6.      DEFINE YOUR MARKET. This is crucial. Who is shopping in your downtown? Who is dining in your downtown? Is it locals? Do your locals commute, can they even make it downtown after 6 p.m. to shop or are they too busy getting kids ready for school the next day?  Is it visitors? What are they coming to town for? When are they visiting?  Do business owners only eat lunch and breakfast downtown? Do you attract a younger crowd looking for nightlife?  This is so important, and relates to number 1. Bastrop businesses need to be open on Mondays because our traffic warrants it, but other towns may not even need to concern themselves with Mondays or being open after 6 p.m. at all.

7.      Define your target hours/days you would like to see expanded hours. For Bastrop that is Mondays (and Labor Days) Figure out what will work best for your community so that you have an attainable goal to work towards.

8.       Consider your merchants/restaurants FIRST and FOREMOST, always.

9.      Garner support! If you are crazy enough to put the effort into trying to expand your hours, make sure you are not alone. Your board and your committees all need to be involved in this endeavor. And I would make darn sure you have a merchant/restaurant leader in the mix as well. Most merchants could care less about what we tell them they should or shouldn’t do; they say we don’t run our own businesses like they do; we don’t understand what they go through… So, get someone who is already open extended hours or willing to get on board and lead the charge, in your group. They are more likely to listen to someone in their own shoes.

10.   Set a small time frame to test out extended hours, Make sure to consider your         merchants/restaurants and try not to impose something that will be a huge burden on them. Small steps.

11.   Beg, plead, for stores to participate.

12.   Get commitments from businesses for the trial period. If you have any data such as what a certain stores foot traffic count is on a particular day or period of extended hours, use that to lure folks into staying open. Make sure they COMMIT, a contract, a form, a blood oath, whatever, but make sure they commit.

13.   Distinguish those businesses participating in your trial- window clings, chloroplast signs, Facebook, your website, whatever. Make sure you give them whatever you can to get exposure for their business.

14.   Promote the ever loving heck out of this trial period. Get people downtown. Get them in your stores.

15.   Once the trail period is over, everyone will complain and moan that no one was shopping or entering their stores and at least half of your participants will vow not to participate again.

16.   Go back to # 9 and repeat again. Eventually it will stick and it will work, because eventually the chicken has to have an egg? Or something?

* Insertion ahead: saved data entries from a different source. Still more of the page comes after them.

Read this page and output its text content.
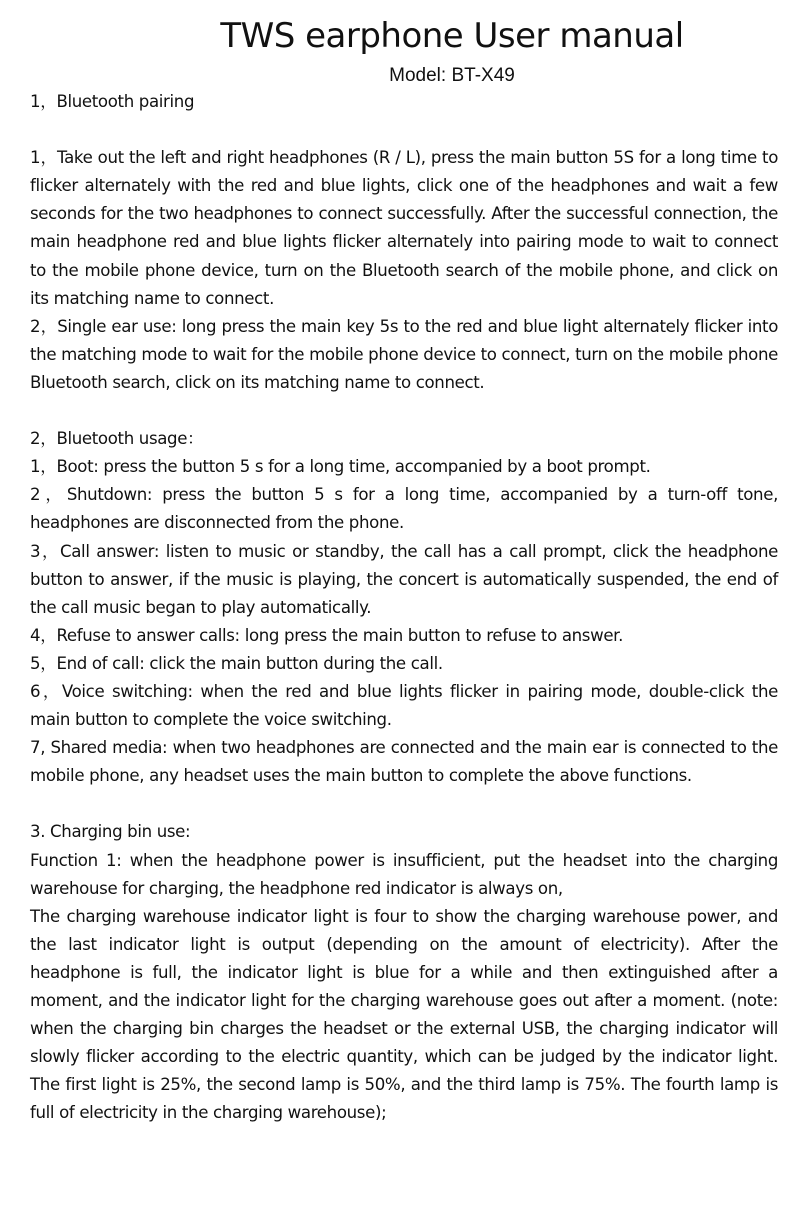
TWS earphone User manual
Model: BT-X49

1，Bluetooth pairing

1，Take out the left and right headphones (R / L), press the main button 5S for a long time to flicker alternately with the red and blue lights, click one of the headphones and wait a few seconds for the two headphones to connect successfully. After the successful connection, the main headphone red and blue lights flicker alternately into pairing mode to wait to connect to the mobile phone device, turn on the Bluetooth search of the mobile phone, and click on its matching name to connect.

2，Single ear use: long press the main key 5s to the red and blue light alternately flicker into the matching mode to wait for the mobile phone device to connect, turn on the mobile phone Bluetooth search, click on its matching name to connect.

2，Bluetooth usage：

1，Boot: press the button 5 s for a long time, accompanied by a boot prompt.

2，Shutdown: press the button 5 s for a long time, accompanied by a turn-off tone, headphones are disconnected from the phone.

3，Call answer: listen to music or standby, the call has a call prompt, click the headphone button to answer, if the music is playing, the concert is automatically suspended, the end of the call music began to play automatically.

4，Refuse to answer calls: long press the main button to refuse to answer.

5，End of call: click the main button during the call.

6，Voice switching: when the red and blue lights flicker in pairing mode, double-click the main button to complete the voice switching.

7, Shared media: when two headphones are connected and the main ear is connected to the mobile phone, any headset uses the main button to complete the above functions.

3. Charging bin use:

Function 1: when the headphone power is insufficient, put the headset into the charging warehouse for charging, the headphone red indicator is always on,

The charging warehouse indicator light is four to show the charging warehouse power, and the last indicator light is output (depending on the amount of electricity). After the headphone is full, the indicator light is blue for a while and then extinguished after a moment, and the indicator light for the charging warehouse goes out after a moment. (note: when the charging bin charges the headset or the external USB, the charging indicator will slowly flicker according to the electric quantity, which can be judged by the indicator light. The first light is 25%, the second lamp is 50%, and the third lamp is 75%. The fourth lamp is full of electricity in the charging warehouse);
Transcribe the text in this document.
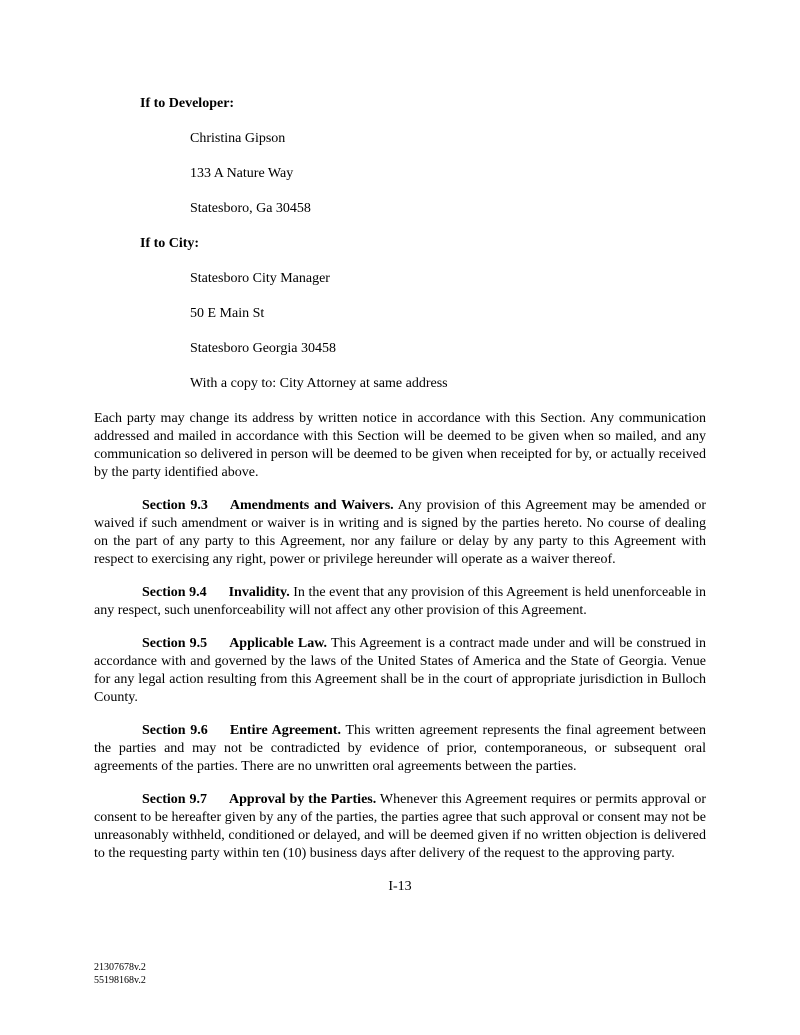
If to Developer:

Christina Gipson

133 A Nature Way

Statesboro, Ga 30458

If to City:

Statesboro City Manager

50 E Main St

Statesboro Georgia 30458

With a copy to: City Attorney at same address

Each party may change its address by written notice in accordance with this Section. Any communication addressed and mailed in accordance with this Section will be deemed to be given when so mailed, and any communication so delivered in person will be deemed to be given when receipted for by, or actually received by the party identified above.

Section 9.3 Amendments and Waivers. Any provision of this Agreement may be amended or waived if such amendment or waiver is in writing and is signed by the parties hereto. No course of dealing on the part of any party to this Agreement, nor any failure or delay by any party to this Agreement with respect to exercising any right, power or privilege hereunder will operate as a waiver thereof.

Section 9.4 Invalidity. In the event that any provision of this Agreement is held unenforceable in any respect, such unenforceability will not affect any other provision of this Agreement.

Section 9.5 Applicable Law. This Agreement is a contract made under and will be construed in accordance with and governed by the laws of the United States of America and the State of Georgia. Venue for any legal action resulting from this Agreement shall be in the court of appropriate jurisdiction in Bulloch County.

Section 9.6 Entire Agreement. This written agreement represents the final agreement between the parties and may not be contradicted by evidence of prior, contemporaneous, or subsequent oral agreements of the parties. There are no unwritten oral agreements between the parties.

Section 9.7 Approval by the Parties. Whenever this Agreement requires or permits approval or consent to be hereafter given by any of the parties, the parties agree that such approval or consent may not be unreasonably withheld, conditioned or delayed, and will be deemed given if no written objection is delivered to the requesting party within ten (10) business days after delivery of the request to the approving party.

I-13
21307678v.2
55198168v.2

Right?

Signed,


 Additional Resources

  • Another thing to think about is that if you want downtown to be a destination, according to Roger Brooks in his 20 Ingredients of an Outstanding Downtown presentation (http://www.rogerbrooksinternational.com/20_Ingredients_Handout.pdf)
    • Lease agreements included defined operating hours and days • 70% of all consumer spending (both locals and visitors) takes place after 6:00 pm. Are you open? • People spend the night where there are things to do after 6:00 pm. Visitors don’t like sitting in a hotel room after dinner watching TV. • Conferences and conventions are booked around things to do AFTER the meetings adjourn that day. • The majority of the businesses must be open after 6:00, not just a few. If half the stores in the mall closed at 6:00 rather than 9:00, would you go to the mall after 6:00? • Start by staying open on Friday and Saturdays until 7:00 pm the first year, then add Thursday, then Wednesday. • Bring nighttime music and entertainment downtown to provide incentives for people to go.

If there are 10 good places to go downtown, which can include retail and spaces, then you are in the destination category. And just think if the stores in that group of 10 are open consistent and later hours, then you’ve got it goin’ on!